# Algorithmic Regularity for Polynomials and Applications

In analogy with the regularity lemma of Szemeredi, regularity lemmas for polynomials given by Green and Tao and Kaufman and Lovett give a way of modifying a given collection of polynomials F = {P_1,...,P_m} to a new collection F', so that the polynomials in F' are "pseudorandom." These lemmas have various applications, such as (special cases) of Reed-Muller testing and worst-case to average-case reductions for polynomials. However, the transformation from F to F' is not algorithmic for either regularity lemma.
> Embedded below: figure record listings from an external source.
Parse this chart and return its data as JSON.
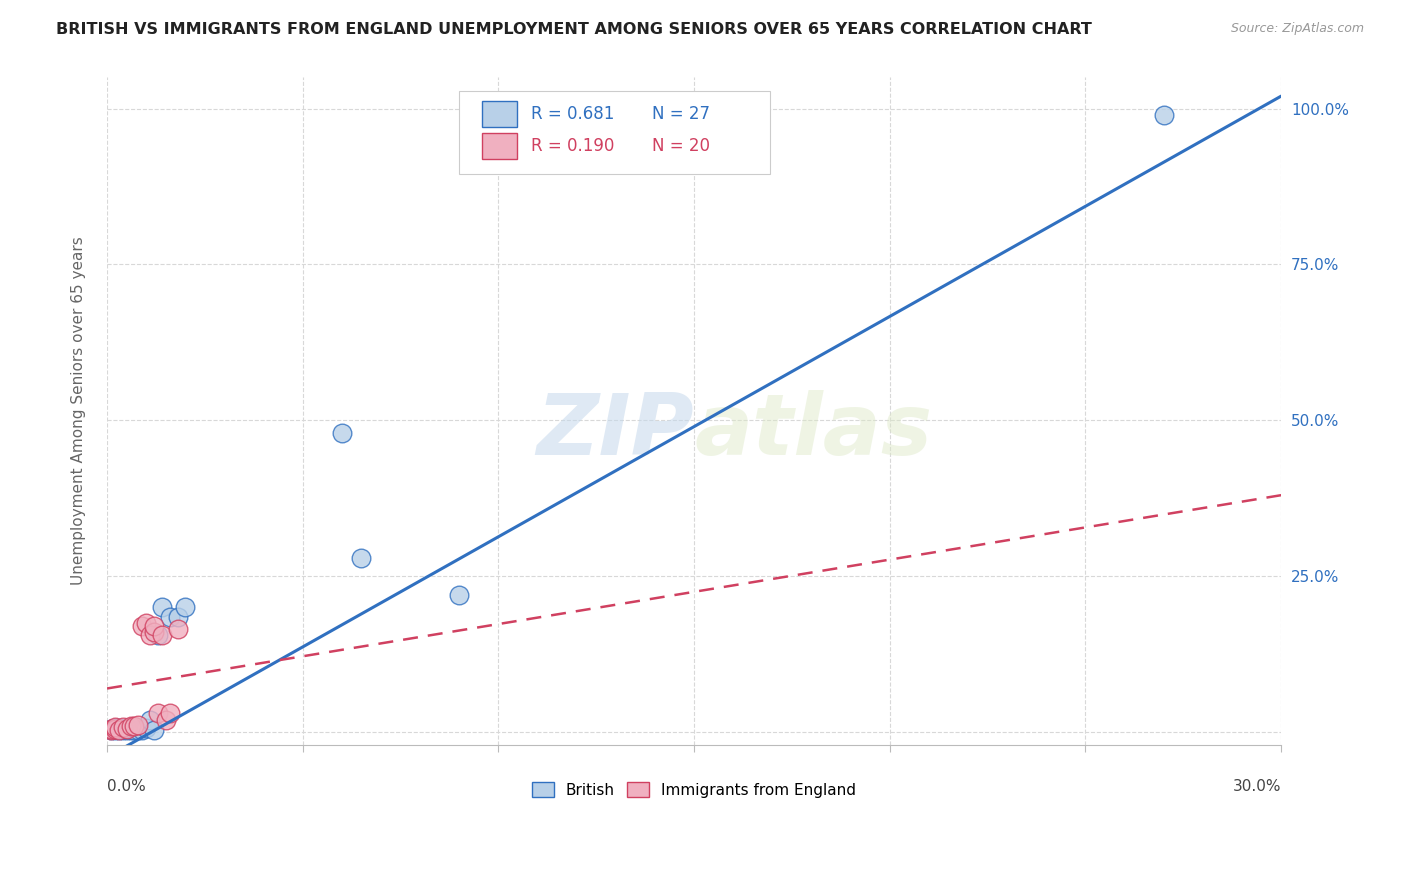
{
  "title": "BRITISH VS IMMIGRANTS FROM ENGLAND UNEMPLOYMENT AMONG SENIORS OVER 65 YEARS CORRELATION CHART",
  "source": "Source: ZipAtlas.com",
  "ylabel": "Unemployment Among Seniors over 65 years",
  "watermark": "ZIPAtlas",
  "legend_british_R": "R = 0.681",
  "legend_british_N": "N = 27",
  "legend_immigrant_R": "R = 0.190",
  "legend_immigrant_N": "N = 20",
  "british_color": "#b8d0e8",
  "british_line_color": "#3070c0",
  "immigrant_color": "#f0b0c0",
  "immigrant_line_color": "#d04060",
  "british_points_x": [
    0.001,
    0.001,
    0.002,
    0.002,
    0.003,
    0.003,
    0.004,
    0.004,
    0.005,
    0.005,
    0.006,
    0.007,
    0.008,
    0.009,
    0.01,
    0.011,
    0.012,
    0.013,
    0.014,
    0.016,
    0.018,
    0.02,
    0.06,
    0.065,
    0.09,
    0.15,
    0.27
  ],
  "british_points_y": [
    0.003,
    0.005,
    0.003,
    0.006,
    0.004,
    0.007,
    0.003,
    0.005,
    0.003,
    0.006,
    0.004,
    0.003,
    0.004,
    0.003,
    0.006,
    0.02,
    0.003,
    0.155,
    0.2,
    0.185,
    0.185,
    0.2,
    0.48,
    0.28,
    0.22,
    0.96,
    0.99
  ],
  "immigrant_points_x": [
    0.001,
    0.001,
    0.002,
    0.002,
    0.003,
    0.004,
    0.005,
    0.006,
    0.007,
    0.008,
    0.009,
    0.01,
    0.011,
    0.012,
    0.012,
    0.013,
    0.014,
    0.015,
    0.016,
    0.018
  ],
  "immigrant_points_y": [
    0.003,
    0.005,
    0.005,
    0.008,
    0.003,
    0.008,
    0.005,
    0.01,
    0.01,
    0.012,
    0.17,
    0.175,
    0.155,
    0.16,
    0.17,
    0.03,
    0.155,
    0.02,
    0.03,
    0.165
  ],
  "xlim": [
    0.0,
    0.3
  ],
  "ylim": [
    -0.02,
    1.05
  ],
  "british_line_x": [
    0.0,
    0.3
  ],
  "british_line_y": [
    -0.04,
    1.02
  ],
  "immigrant_line_x": [
    0.0,
    0.3
  ],
  "immigrant_line_y": [
    0.07,
    0.38
  ],
  "yticks": [
    0.0,
    0.25,
    0.5,
    0.75,
    1.0
  ],
  "ytick_labels": [
    "",
    "25.0%",
    "50.0%",
    "75.0%",
    "100.0%"
  ],
  "xtick_positions": [
    0.0,
    0.05,
    0.1,
    0.15,
    0.2,
    0.25,
    0.3
  ],
  "background_color": "#ffffff",
  "grid_color": "#d8d8d8"
}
We define new notions of regularity for polynomials, which are analogous to the above, but which allow for an efficient algorithm to compute the pseudorandom collection F'. In particular, when the field is of high characteristic, we can refine F into F' where every nonzero linear combination of polynomials in F' has desirably small Gowers norm.

Using the algorithmic regularity lemmas, we are able to obtain algorithmic versions of the above results. In particular, if a polynomial P of degree d is within (normalized) Hamming distance 1-1/p -\eps of some unknown polynomial of degree k over a prime field of order p (for k < d < p), then we give an efficient algorithm for finding a degree-k polynomial Q, which is within distance 1-1/p -\eta of P, for some \eta depending on \eps. This can be thought of as decoding the Reed-Muller code of order k *beyond* the list decoding radius, in the sense of finding one close codeword, when the received word P itself is a polynomial (of degree larger than k but smaller than p).

Joint work with Pooya Hatami and Madhur Tulsiani.